Aborto in Italia: storia di un traguardo in pillole

Leggendo del diritto di aborto negato in Cile, ci è sembrato di fare un salto indietro di circa 30 anni, quando neanche in Italia era permesso abortire legalmente. Quello che oggi è un diritto di tutte le donne, cioè scegliere – entro un certo termine – se proseguire o meno una gravidanza, ai tempi era un reato: sembra medioevo, ma nel 1978 molte di noi non erano nemmeno nate….

Il codice penale allora vigente, il Rocco, dedicava il Titolo II del Libro X all’aborto e, leggendo la rubrica “Dei delitti contro la integrità e la sanità della stirpe”, non passa inosservata la marcata matrice fascista che aveva caratterizzato questo testo: sia la donna che si sottoponesse a una interruzione di gravidanza volontaria che il medico (o, comunque, chi l’aiutava) erano passibili di reclusione dai 2 ai 5 anni.

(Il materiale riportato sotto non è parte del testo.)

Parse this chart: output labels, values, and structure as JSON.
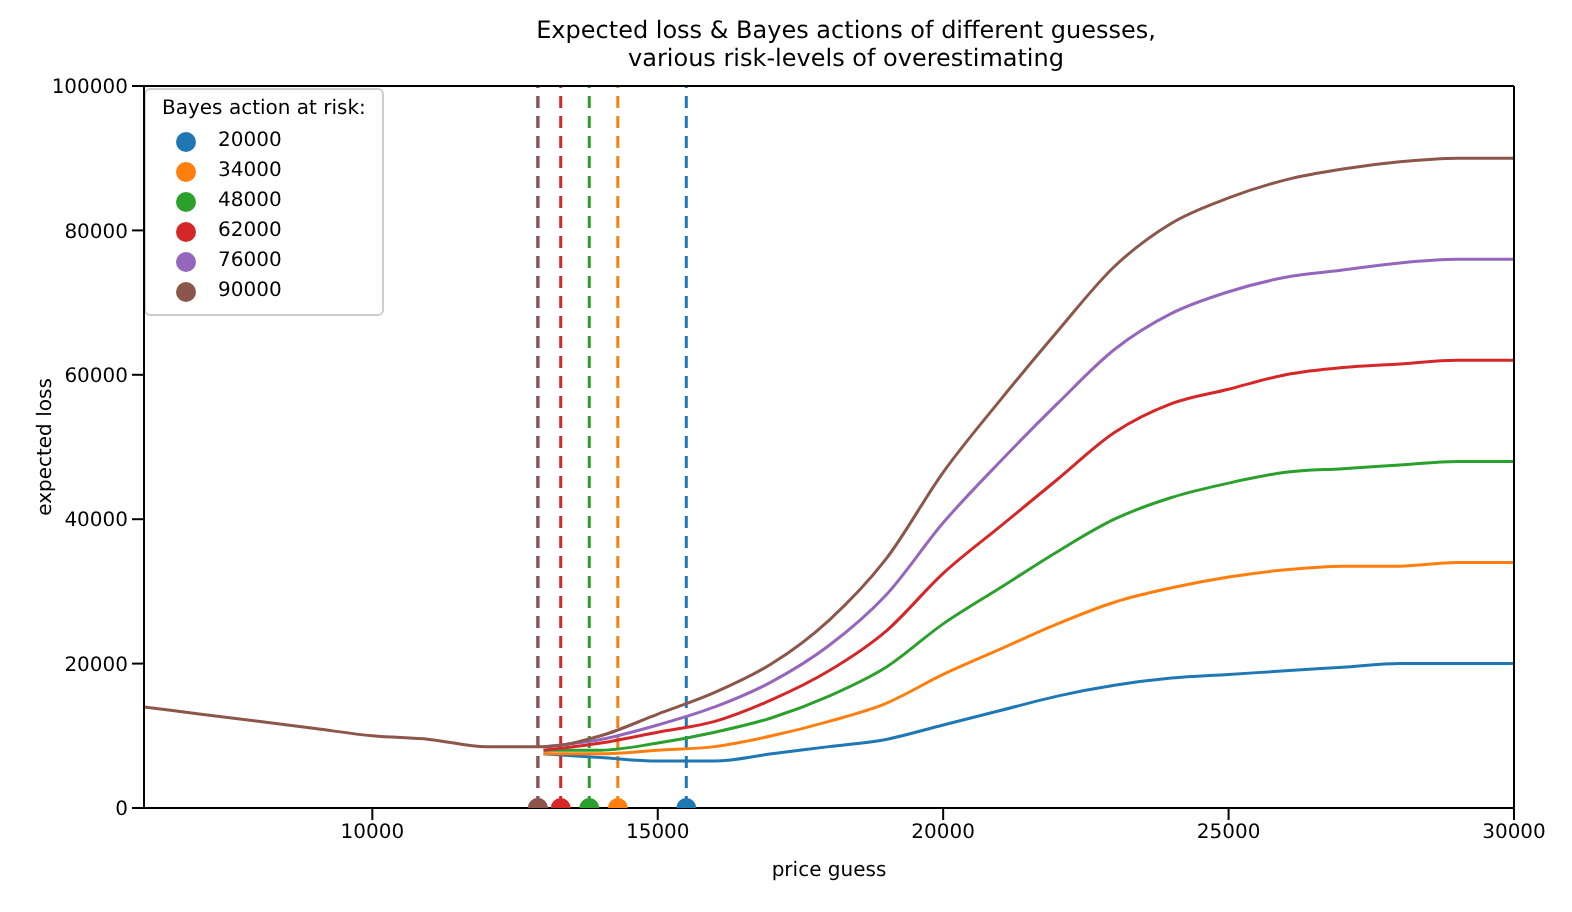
{
  "chart_data": {
    "type": "line",
    "title": "Expected loss & Bayes actions of different guesses,\nvarious risk-levels of overestimating",
    "xlabel": "price guess",
    "ylabel": "expected loss",
    "legend_title": "Bayes action at risk:",
    "legend": "top left",
    "xlim": [
      6000,
      30000
    ],
    "xticks": [
      10000,
      15000,
      20000,
      25000,
      30000
    ],
    "ylim": [
      0,
      100000
    ],
    "yticks": [
      0,
      20000,
      40000,
      60000,
      80000,
      100000
    ],
    "x": [
      6000,
      7000,
      8000,
      9000,
      10000,
      11000,
      12000,
      13000,
      14000,
      15000,
      16000,
      17000,
      18000,
      19000,
      20000,
      21000,
      22000,
      23000,
      24000,
      25000,
      26000,
      27000,
      28000,
      29000,
      30000
    ],
    "series": [
      {
        "color": "#1f77b4",
        "values": [
          null,
          null,
          null,
          null,
          null,
          null,
          null,
          7500,
          7000,
          6500,
          6500,
          7500,
          8500,
          9500,
          11500,
          13500,
          15500,
          17000,
          18000,
          18500,
          19000,
          19500,
          20000,
          20000,
          20000
        ]
      },
      {
        "color": "#ff7f0e",
        "values": [
          null,
          null,
          null,
          null,
          null,
          null,
          null,
          7500,
          7500,
          8000,
          8500,
          10000,
          12000,
          14500,
          18500,
          22000,
          25500,
          28500,
          30500,
          32000,
          33000,
          33500,
          33500,
          34000,
          34000
        ]
      },
      {
        "color": "#2ca02c",
        "values": [
          null,
          null,
          null,
          null,
          null,
          null,
          null,
          8000,
          8000,
          9000,
          10500,
          12500,
          15500,
          19500,
          25500,
          30500,
          35500,
          40000,
          43000,
          45000,
          46500,
          47000,
          47500,
          48000,
          48000
        ]
      },
      {
        "color": "#d62728",
        "values": [
          null,
          null,
          null,
          null,
          null,
          null,
          null,
          8000,
          9000,
          10500,
          12000,
          15000,
          19000,
          24500,
          32500,
          39000,
          45500,
          52000,
          56000,
          58000,
          60000,
          61000,
          61500,
          62000,
          62000
        ]
      },
      {
        "color": "#9467bd",
        "values": [
          null,
          null,
          null,
          null,
          null,
          null,
          null,
          8500,
          9500,
          11500,
          14000,
          17500,
          22500,
          29500,
          39500,
          48000,
          56000,
          63500,
          68500,
          71500,
          73500,
          74500,
          75500,
          76000,
          76000
        ]
      },
      {
        "color": "#8c564b",
        "values": [
          14000,
          13000,
          12000,
          11000,
          10000,
          9500,
          8500,
          8500,
          10000,
          13000,
          16000,
          20000,
          26000,
          34500,
          46500,
          56500,
          66000,
          75000,
          81000,
          84500,
          87000,
          88500,
          89500,
          90000,
          90000
        ]
      },
      {
        "type": "scatter",
        "name": "20000",
        "color": "#1f77b4",
        "marker": "circle",
        "x": [
          15500
        ],
        "values": [
          0
        ]
      },
      {
        "type": "scatter",
        "name": "34000",
        "color": "#ff7f0e",
        "marker": "circle",
        "x": [
          14300
        ],
        "values": [
          0
        ]
      },
      {
        "type": "scatter",
        "name": "48000",
        "color": "#2ca02c",
        "marker": "circle",
        "x": [
          13800
        ],
        "values": [
          0
        ]
      },
      {
        "type": "scatter",
        "name": "62000",
        "color": "#d62728",
        "marker": "circle",
        "x": [
          13300
        ],
        "values": [
          0
        ]
      },
      {
        "type": "scatter",
        "name": "76000",
        "color": "#9467bd",
        "marker": "circle",
        "x": [
          12900
        ],
        "values": [
          0
        ]
      },
      {
        "type": "scatter",
        "name": "90000",
        "color": "#8c564b",
        "marker": "circle",
        "x": [
          12900
        ],
        "values": [
          0
        ]
      }
    ],
    "ref_lines": [
      {
        "axis": "x",
        "value": 15500,
        "color": "#1f77b4",
        "line_style": "dashed"
      },
      {
        "axis": "x",
        "value": 14300,
        "color": "#ff7f0e",
        "line_style": "dashed"
      },
      {
        "axis": "x",
        "value": 13800,
        "color": "#2ca02c",
        "line_style": "dashed"
      },
      {
        "axis": "x",
        "value": 13300,
        "color": "#d62728",
        "line_style": "dashed"
      },
      {
        "axis": "x",
        "value": 12900,
        "color": "#9467bd",
        "line_style": "dashed"
      },
      {
        "axis": "x",
        "value": 12900,
        "color": "#8c564b",
        "line_style": "dashed"
      }
    ]
  }
}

Come in Cile oggi, anche in Italia allora il fatto che l’aborto fosse un reato non faceva desistere le donne dal ricorrere a canali clandestini: condizioni igieniche pessime (se non inesistenti) e metodi tribali attendevano ragazze, giovani donne o signore che non volevano o non potevano accettare un figlio.

L’Italia era, senza dubbio, uno dei paesi più arretrati in questo senso e anche solo nominare la parola aborto era considerato un peccato: non deve stupire, dunque, se la legge sarà approvata solo alla fine degli anni Settanta, dopo una prima apertura da parte della Corte Costituzionale nel 1975.

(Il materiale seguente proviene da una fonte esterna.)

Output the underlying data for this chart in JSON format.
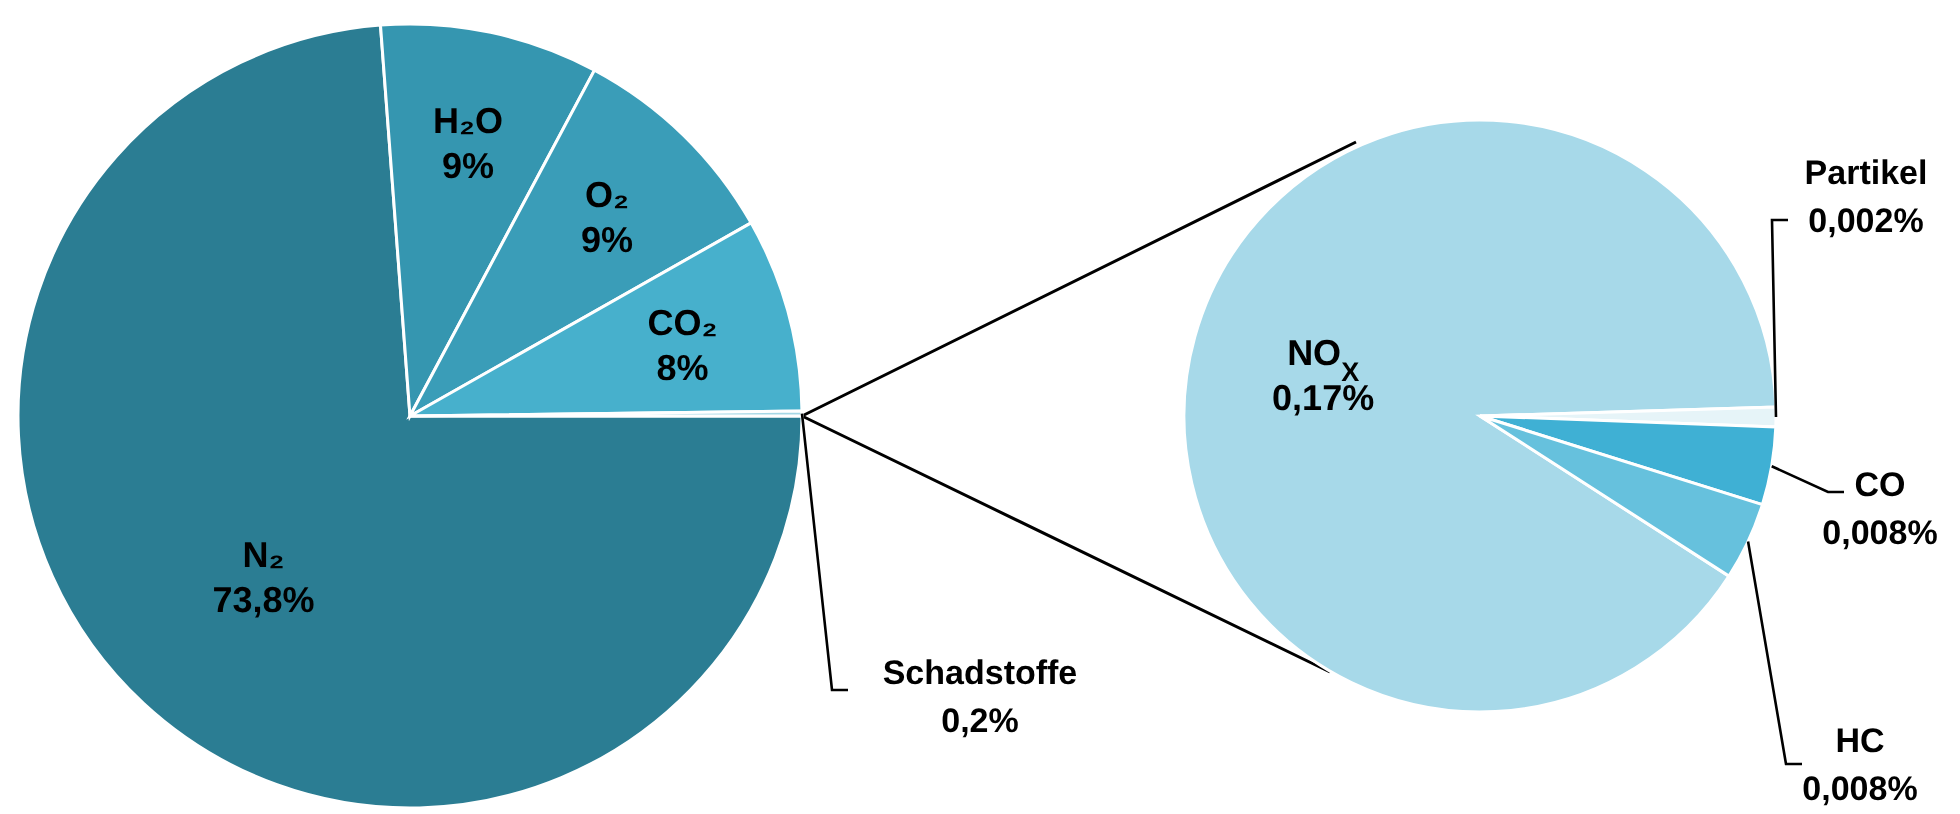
{
  "chart_data": [
    {
      "type": "pie",
      "categories": [
        "N₂",
        "H₂O",
        "O₂",
        "CO₂",
        "Schadstoffe"
      ],
      "values": [
        73.8,
        9,
        9,
        8,
        0.2
      ],
      "value_labels": [
        "73,8%",
        "9%",
        "9%",
        "8%",
        "0,2%"
      ],
      "colors": [
        "#2b7d93",
        "#3596b0",
        "#3a9db8",
        "#47b0cc",
        "#a6d8e6"
      ]
    },
    {
      "type": "pie",
      "categories": [
        "NO$_{X}$",
        "Partikel",
        "CO",
        "HC"
      ],
      "values": [
        0.17,
        0.002,
        0.008,
        0.008
      ],
      "value_labels": [
        "0,17%",
        "0,002%",
        "0,008%",
        "0,008%"
      ],
      "colors": [
        "#a7d9e9",
        "#e6f4f8",
        "#3fb0d4",
        "#66c1dd"
      ]
    }
  ]
}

La sentenza n. 27 del 18 febbraio 1975 fu il primo punto di rottura di una solida lastra di ghiaccio: i giudici della Suprema Corte ammisero, pur riconoscendo la tutela che spetta al nascituro, l’aborto solo nel caso in cui ricorressero gravi motivi di salute per la donna.

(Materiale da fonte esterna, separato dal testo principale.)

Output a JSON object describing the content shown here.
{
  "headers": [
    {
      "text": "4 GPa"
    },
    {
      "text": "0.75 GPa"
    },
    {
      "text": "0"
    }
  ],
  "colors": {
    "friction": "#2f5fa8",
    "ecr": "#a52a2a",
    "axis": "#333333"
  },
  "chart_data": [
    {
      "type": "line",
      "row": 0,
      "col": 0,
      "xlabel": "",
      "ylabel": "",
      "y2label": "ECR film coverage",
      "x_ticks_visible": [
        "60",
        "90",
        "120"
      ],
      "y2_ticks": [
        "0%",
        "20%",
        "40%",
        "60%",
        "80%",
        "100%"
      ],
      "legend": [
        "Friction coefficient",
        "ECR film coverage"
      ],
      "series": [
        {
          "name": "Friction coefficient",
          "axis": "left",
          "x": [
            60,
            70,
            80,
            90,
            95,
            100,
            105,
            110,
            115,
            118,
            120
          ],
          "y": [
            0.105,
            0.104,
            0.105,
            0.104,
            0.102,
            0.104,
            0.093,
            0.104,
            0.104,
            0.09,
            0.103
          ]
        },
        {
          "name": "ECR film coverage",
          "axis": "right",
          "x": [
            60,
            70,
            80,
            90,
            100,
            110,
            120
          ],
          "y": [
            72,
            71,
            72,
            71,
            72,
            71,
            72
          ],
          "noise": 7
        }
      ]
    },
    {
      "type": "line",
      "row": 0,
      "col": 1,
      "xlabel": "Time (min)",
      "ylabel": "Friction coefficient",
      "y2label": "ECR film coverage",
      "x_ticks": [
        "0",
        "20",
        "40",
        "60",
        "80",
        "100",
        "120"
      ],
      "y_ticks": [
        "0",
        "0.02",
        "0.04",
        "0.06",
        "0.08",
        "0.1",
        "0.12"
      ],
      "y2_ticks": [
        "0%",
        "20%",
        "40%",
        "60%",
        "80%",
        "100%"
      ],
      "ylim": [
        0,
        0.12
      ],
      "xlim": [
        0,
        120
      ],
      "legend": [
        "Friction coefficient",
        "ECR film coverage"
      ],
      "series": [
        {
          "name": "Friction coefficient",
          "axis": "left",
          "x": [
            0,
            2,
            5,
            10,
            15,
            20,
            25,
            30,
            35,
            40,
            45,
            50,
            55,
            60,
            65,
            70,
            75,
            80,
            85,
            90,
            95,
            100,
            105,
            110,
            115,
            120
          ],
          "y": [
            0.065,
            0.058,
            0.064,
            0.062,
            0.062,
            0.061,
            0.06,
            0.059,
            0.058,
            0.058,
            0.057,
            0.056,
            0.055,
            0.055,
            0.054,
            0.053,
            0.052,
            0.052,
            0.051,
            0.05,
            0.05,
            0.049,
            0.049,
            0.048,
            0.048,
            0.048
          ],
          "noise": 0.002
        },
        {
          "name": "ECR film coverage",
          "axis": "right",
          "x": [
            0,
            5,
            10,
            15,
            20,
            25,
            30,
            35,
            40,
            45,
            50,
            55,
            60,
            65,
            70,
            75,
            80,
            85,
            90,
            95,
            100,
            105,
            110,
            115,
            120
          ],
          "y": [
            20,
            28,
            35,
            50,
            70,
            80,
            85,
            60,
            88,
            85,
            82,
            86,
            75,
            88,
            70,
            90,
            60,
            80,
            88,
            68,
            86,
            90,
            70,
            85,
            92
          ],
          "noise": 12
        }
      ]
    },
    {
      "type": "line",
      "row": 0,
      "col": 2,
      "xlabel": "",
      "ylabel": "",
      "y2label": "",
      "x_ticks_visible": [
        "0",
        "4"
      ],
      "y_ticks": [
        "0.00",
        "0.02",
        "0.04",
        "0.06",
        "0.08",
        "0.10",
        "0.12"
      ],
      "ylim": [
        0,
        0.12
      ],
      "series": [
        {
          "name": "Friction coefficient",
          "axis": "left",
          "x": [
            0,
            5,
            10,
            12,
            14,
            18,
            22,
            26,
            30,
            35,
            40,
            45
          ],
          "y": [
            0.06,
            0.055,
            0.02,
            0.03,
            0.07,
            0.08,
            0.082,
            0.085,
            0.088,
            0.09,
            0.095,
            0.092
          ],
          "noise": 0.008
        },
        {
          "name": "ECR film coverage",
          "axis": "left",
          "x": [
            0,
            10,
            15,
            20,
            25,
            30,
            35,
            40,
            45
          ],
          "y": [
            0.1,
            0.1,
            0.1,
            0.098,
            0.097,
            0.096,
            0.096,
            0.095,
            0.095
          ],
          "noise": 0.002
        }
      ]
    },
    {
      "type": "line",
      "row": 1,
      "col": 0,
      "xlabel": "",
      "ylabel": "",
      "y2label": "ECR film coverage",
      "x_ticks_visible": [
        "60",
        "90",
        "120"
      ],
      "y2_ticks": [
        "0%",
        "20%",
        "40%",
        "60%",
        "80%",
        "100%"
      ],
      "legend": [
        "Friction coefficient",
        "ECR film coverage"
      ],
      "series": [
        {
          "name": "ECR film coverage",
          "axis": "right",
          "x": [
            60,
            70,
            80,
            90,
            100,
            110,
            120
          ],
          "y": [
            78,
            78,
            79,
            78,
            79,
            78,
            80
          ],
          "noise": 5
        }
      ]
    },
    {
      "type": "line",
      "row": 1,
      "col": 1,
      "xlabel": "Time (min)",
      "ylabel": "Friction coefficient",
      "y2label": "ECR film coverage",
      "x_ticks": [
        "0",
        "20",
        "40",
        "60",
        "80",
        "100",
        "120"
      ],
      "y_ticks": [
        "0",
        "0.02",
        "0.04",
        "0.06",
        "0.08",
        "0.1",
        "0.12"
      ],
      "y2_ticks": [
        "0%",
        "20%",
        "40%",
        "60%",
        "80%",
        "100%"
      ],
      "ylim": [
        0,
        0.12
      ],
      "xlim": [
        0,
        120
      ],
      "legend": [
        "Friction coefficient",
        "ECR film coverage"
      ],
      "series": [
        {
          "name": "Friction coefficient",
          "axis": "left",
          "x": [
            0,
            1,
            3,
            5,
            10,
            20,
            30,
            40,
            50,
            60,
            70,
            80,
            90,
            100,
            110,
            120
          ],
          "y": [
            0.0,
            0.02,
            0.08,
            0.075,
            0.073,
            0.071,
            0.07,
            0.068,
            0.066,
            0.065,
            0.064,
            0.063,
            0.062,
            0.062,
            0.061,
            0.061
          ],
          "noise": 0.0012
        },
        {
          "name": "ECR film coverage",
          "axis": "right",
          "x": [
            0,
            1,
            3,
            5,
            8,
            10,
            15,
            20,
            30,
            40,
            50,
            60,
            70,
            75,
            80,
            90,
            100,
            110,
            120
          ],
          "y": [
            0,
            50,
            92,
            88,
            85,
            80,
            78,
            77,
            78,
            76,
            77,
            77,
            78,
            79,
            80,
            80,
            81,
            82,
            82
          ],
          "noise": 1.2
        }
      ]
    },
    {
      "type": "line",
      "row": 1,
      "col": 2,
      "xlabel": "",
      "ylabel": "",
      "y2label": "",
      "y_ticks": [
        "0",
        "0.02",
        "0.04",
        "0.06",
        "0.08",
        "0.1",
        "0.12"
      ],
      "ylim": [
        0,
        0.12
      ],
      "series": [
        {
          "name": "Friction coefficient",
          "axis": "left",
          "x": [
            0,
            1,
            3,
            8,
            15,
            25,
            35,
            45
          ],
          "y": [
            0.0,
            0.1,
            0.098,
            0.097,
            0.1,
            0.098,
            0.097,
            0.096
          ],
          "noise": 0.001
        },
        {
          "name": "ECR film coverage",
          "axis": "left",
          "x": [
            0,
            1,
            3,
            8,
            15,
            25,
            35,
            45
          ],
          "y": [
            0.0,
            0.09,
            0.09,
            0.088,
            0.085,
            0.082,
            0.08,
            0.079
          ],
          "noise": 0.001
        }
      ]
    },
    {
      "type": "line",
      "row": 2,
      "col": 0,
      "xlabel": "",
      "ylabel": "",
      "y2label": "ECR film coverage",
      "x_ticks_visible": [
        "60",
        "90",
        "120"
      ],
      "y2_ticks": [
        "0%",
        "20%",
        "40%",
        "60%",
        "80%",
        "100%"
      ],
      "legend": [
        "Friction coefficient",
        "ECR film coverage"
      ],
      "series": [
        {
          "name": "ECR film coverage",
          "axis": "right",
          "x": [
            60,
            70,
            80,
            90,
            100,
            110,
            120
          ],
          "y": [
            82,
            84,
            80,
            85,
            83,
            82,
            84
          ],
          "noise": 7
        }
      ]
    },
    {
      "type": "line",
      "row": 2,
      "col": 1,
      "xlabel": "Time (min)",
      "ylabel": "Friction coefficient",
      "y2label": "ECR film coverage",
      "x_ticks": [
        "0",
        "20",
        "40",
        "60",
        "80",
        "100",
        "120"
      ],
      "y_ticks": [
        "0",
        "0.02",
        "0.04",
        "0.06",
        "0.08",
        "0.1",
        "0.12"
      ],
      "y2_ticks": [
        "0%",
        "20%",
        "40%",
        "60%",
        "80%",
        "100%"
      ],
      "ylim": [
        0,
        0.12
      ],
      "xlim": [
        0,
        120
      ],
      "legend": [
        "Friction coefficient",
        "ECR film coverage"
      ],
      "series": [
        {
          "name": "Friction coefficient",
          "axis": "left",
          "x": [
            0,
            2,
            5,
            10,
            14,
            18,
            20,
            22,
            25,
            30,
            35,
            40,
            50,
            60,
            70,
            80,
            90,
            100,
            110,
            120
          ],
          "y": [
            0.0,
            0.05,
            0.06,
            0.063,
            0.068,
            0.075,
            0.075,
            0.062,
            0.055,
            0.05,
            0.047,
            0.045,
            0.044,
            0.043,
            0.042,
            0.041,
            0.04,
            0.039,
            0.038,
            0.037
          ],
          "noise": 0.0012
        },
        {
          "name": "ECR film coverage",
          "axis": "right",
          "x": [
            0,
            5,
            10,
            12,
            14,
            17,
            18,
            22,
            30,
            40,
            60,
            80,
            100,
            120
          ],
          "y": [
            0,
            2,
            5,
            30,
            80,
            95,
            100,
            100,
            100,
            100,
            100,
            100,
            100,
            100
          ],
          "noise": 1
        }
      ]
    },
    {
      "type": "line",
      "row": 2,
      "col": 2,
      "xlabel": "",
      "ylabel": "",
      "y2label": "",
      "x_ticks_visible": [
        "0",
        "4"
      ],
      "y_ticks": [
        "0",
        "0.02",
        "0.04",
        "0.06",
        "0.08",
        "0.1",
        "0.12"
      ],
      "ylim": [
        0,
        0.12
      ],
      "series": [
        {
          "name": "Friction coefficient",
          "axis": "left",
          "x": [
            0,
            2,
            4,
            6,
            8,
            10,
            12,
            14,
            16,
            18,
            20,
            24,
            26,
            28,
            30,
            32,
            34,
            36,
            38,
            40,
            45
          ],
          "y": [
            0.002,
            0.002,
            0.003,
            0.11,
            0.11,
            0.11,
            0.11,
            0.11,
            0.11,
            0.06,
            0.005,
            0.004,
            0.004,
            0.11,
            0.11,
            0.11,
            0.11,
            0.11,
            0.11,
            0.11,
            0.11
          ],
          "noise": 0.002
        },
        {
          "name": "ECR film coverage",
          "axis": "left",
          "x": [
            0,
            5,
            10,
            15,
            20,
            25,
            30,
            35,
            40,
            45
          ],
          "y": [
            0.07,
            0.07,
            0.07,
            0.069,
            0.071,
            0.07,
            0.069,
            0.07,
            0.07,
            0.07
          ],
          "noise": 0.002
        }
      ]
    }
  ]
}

Il dado era, insomma, tratto e pochi anni dopo, il 22 maggio 1978 per la precisione, il Parlamento approvò la legge 194 sull’interruzione volontaria di gravidanza (nota anche come IVG) che aboliva il reato di aborto (e, quindi, la pena della reclusione dai 2 ai 5 anni) e prevedeva la possibilità di abortire entro i primi 90 giorni della gestazione, qualora avesse costituito un serio pericolo di gravi danni fisico-morali per la donna.